NerdWallet averaged rates based on public filings obtained by pricing analytics company Quadrant Information Services. We examined rates for 40-year-old men and women for all ZIP codes in any of the 50 states and Washington, D.C. Although it’s one of the largest insurers in the country, Liberty Mutual is not included in our rates analysis due to a lack of publicly available information.
In our analysis, “good drivers” had no moving violations on record; a “good driving” discount was included for this profile. Our “good” and “poor” credit rates are based on credit score approximations and do not account for proprietary scoring criteria used by insurance providers. These are average rates, and your rate will vary based on your personal details, state and insurance provider.
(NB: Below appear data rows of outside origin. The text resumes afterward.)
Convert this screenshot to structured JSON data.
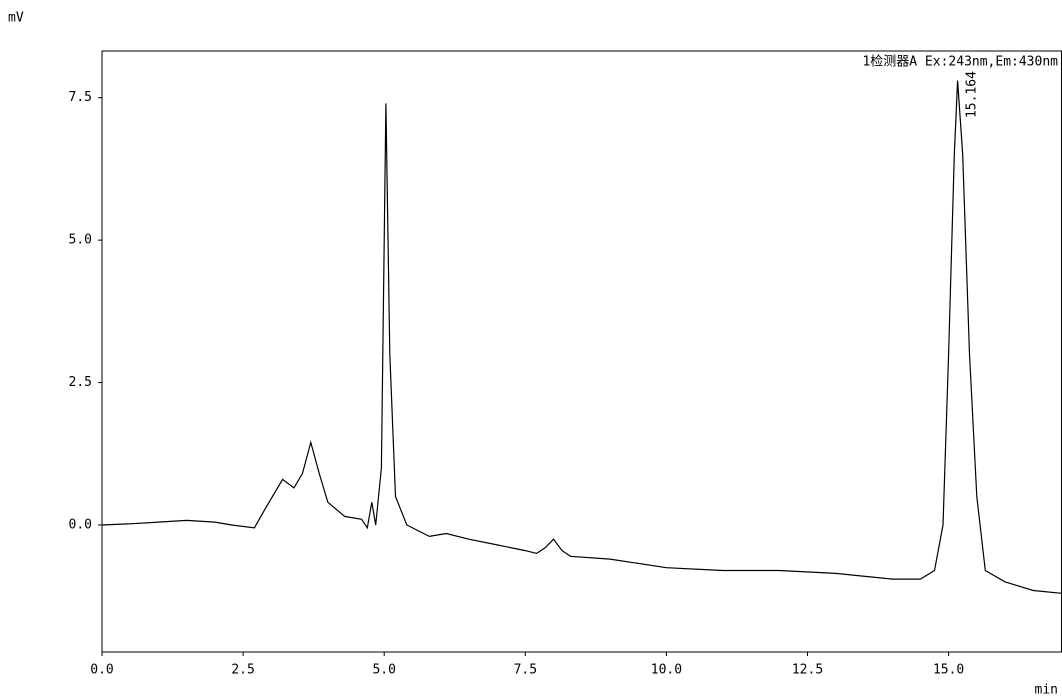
{
  "chart_data": {
    "type": "line",
    "title": "1检测器A Ex:243nm,Em:430nm",
    "y_label": "mV",
    "x_label": "min",
    "color": "#000000",
    "x": [
      0,
      0.5,
      1.0,
      1.5,
      2.0,
      2.3,
      2.7,
      2.9,
      3.2,
      3.4,
      3.55,
      3.7,
      3.85,
      4.0,
      4.3,
      4.6,
      4.7,
      4.78,
      4.85,
      4.95,
      5.03,
      5.1,
      5.2,
      5.4,
      5.8,
      6.1,
      6.5,
      7.0,
      7.5,
      7.7,
      7.85,
      8.0,
      8.15,
      8.3,
      9.0,
      10.0,
      11.0,
      12.0,
      13.0,
      14.0,
      14.5,
      14.75,
      14.9,
      15.0,
      15.1,
      15.16,
      15.25,
      15.37,
      15.5,
      15.65,
      16.0,
      16.5,
      17.0
    ],
    "values": [
      0.0,
      0.02,
      0.05,
      0.08,
      0.05,
      0.0,
      -0.05,
      0.3,
      0.8,
      0.65,
      0.9,
      1.45,
      0.9,
      0.4,
      0.15,
      0.1,
      -0.05,
      0.4,
      0.0,
      1.0,
      7.4,
      3.0,
      0.5,
      0.0,
      -0.2,
      -0.15,
      -0.25,
      -0.35,
      -0.45,
      -0.5,
      -0.4,
      -0.25,
      -0.45,
      -0.55,
      -0.6,
      -0.75,
      -0.8,
      -0.8,
      -0.85,
      -0.95,
      -0.95,
      -0.8,
      0.0,
      3.0,
      6.5,
      7.8,
      6.5,
      3.0,
      0.5,
      -0.8,
      -1.0,
      -1.15,
      -1.2
    ],
    "peak_labels": [
      15.164
    ],
    "xlim": [
      0,
      17
    ],
    "ylim": [
      -2.23,
      8.32
    ],
    "xticks": [
      {
        "value": 0,
        "label": "0.0"
      },
      2.5,
      {
        "value": 5,
        "label": "5.0"
      },
      7.5,
      {
        "value": 10,
        "label": "10.0"
      },
      12.5,
      {
        "value": 15,
        "label": "15.0"
      }
    ],
    "yticks": [
      {
        "value": 0,
        "label": "0.0"
      },
      2.5,
      {
        "value": 5,
        "label": "5.0"
      },
      7.5
    ]
  }
}
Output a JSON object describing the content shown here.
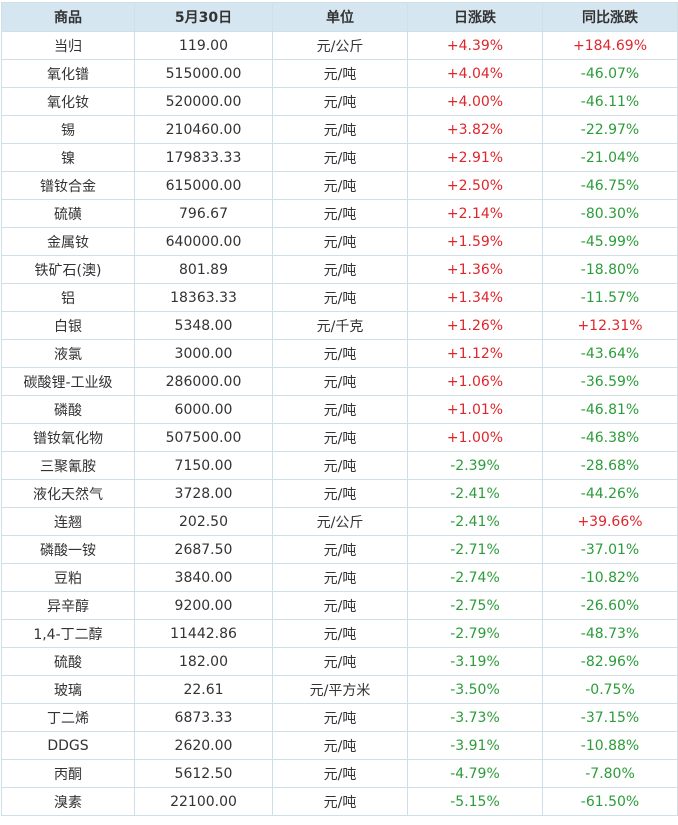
{
  "colors": {
    "up": "#e0262b",
    "down": "#2c9c3a",
    "header_bg": "#d6e6f0",
    "border": "#cfdfe8"
  },
  "headers": [
    "商品",
    "5月30日",
    "单位",
    "日涨跌",
    "同比涨跌"
  ],
  "rows": [
    [
      "当归",
      "119.00",
      "元/公斤",
      "+4.39%",
      "+184.69%"
    ],
    [
      "氧化镨",
      "515000.00",
      "元/吨",
      "+4.04%",
      "-46.07%"
    ],
    [
      "氧化钕",
      "520000.00",
      "元/吨",
      "+4.00%",
      "-46.11%"
    ],
    [
      "锡",
      "210460.00",
      "元/吨",
      "+3.82%",
      "-22.97%"
    ],
    [
      "镍",
      "179833.33",
      "元/吨",
      "+2.91%",
      "-21.04%"
    ],
    [
      "镨钕合金",
      "615000.00",
      "元/吨",
      "+2.50%",
      "-46.75%"
    ],
    [
      "硫磺",
      "796.67",
      "元/吨",
      "+2.14%",
      "-80.30%"
    ],
    [
      "金属钕",
      "640000.00",
      "元/吨",
      "+1.59%",
      "-45.99%"
    ],
    [
      "铁矿石(澳)",
      "801.89",
      "元/吨",
      "+1.36%",
      "-18.80%"
    ],
    [
      "铝",
      "18363.33",
      "元/吨",
      "+1.34%",
      "-11.57%"
    ],
    [
      "白银",
      "5348.00",
      "元/千克",
      "+1.26%",
      "+12.31%"
    ],
    [
      "液氯",
      "3000.00",
      "元/吨",
      "+1.12%",
      "-43.64%"
    ],
    [
      "碳酸锂-工业级",
      "286000.00",
      "元/吨",
      "+1.06%",
      "-36.59%"
    ],
    [
      "磷酸",
      "6000.00",
      "元/吨",
      "+1.01%",
      "-46.81%"
    ],
    [
      "镨钕氧化物",
      "507500.00",
      "元/吨",
      "+1.00%",
      "-46.38%"
    ],
    [
      "三聚氰胺",
      "7150.00",
      "元/吨",
      "-2.39%",
      "-28.68%"
    ],
    [
      "液化天然气",
      "3728.00",
      "元/吨",
      "-2.41%",
      "-44.26%"
    ],
    [
      "连翘",
      "202.50",
      "元/公斤",
      "-2.41%",
      "+39.66%"
    ],
    [
      "磷酸一铵",
      "2687.50",
      "元/吨",
      "-2.71%",
      "-37.01%"
    ],
    [
      "豆粕",
      "3840.00",
      "元/吨",
      "-2.74%",
      "-10.82%"
    ],
    [
      "异辛醇",
      "9200.00",
      "元/吨",
      "-2.75%",
      "-26.60%"
    ],
    [
      "1,4-丁二醇",
      "11442.86",
      "元/吨",
      "-2.79%",
      "-48.73%"
    ],
    [
      "硫酸",
      "182.00",
      "元/吨",
      "-3.19%",
      "-82.96%"
    ],
    [
      "玻璃",
      "22.61",
      "元/平方米",
      "-3.50%",
      "-0.75%"
    ],
    [
      "丁二烯",
      "6873.33",
      "元/吨",
      "-3.73%",
      "-37.15%"
    ],
    [
      "DDGS",
      "2620.00",
      "元/吨",
      "-3.91%",
      "-10.88%"
    ],
    [
      "丙酮",
      "5612.50",
      "元/吨",
      "-4.79%",
      "-7.80%"
    ],
    [
      "溴素",
      "22100.00",
      "元/吨",
      "-5.15%",
      "-61.50%"
    ]
  ]
}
Sample drivers had the following coverage limits:
- $100,000 bodily injury liability coverage per person.
- $300,000 bodily injury liability coverage per crash.
- $50,000 property damage liability coverage per crash.
- $100,000 uninsured motorist bodily injury coverage per person.
- $300,000 uninsured motorist bodily injury coverage per crash.
- Collision coverage with $1,000 deductible.
- Comprehensive coverage with $1,000 deductible.
In states where required, minimum additional coverages were added. We used the same assumptions for all other driver profiles, with the following exceptions:
- For drivers with minimum coverage, we adjusted the numbers above to reflect only the minimum coverage required by law in the state.
- We changed the credit tier from “good” to “poor” as reported to the insurer to see rates for drivers with poor credit. In states where credit isn’t taken into account, we only used rates for “good” credit.
- For drivers with one at-fault crash, we added a single at-fault crash costing $10,000 in property damage.
- For drivers with a DUI, we added a single drunken driving violation.
We used a 2018 Toyota Camry LE in all cases and assumed 12,000 annual miles driven.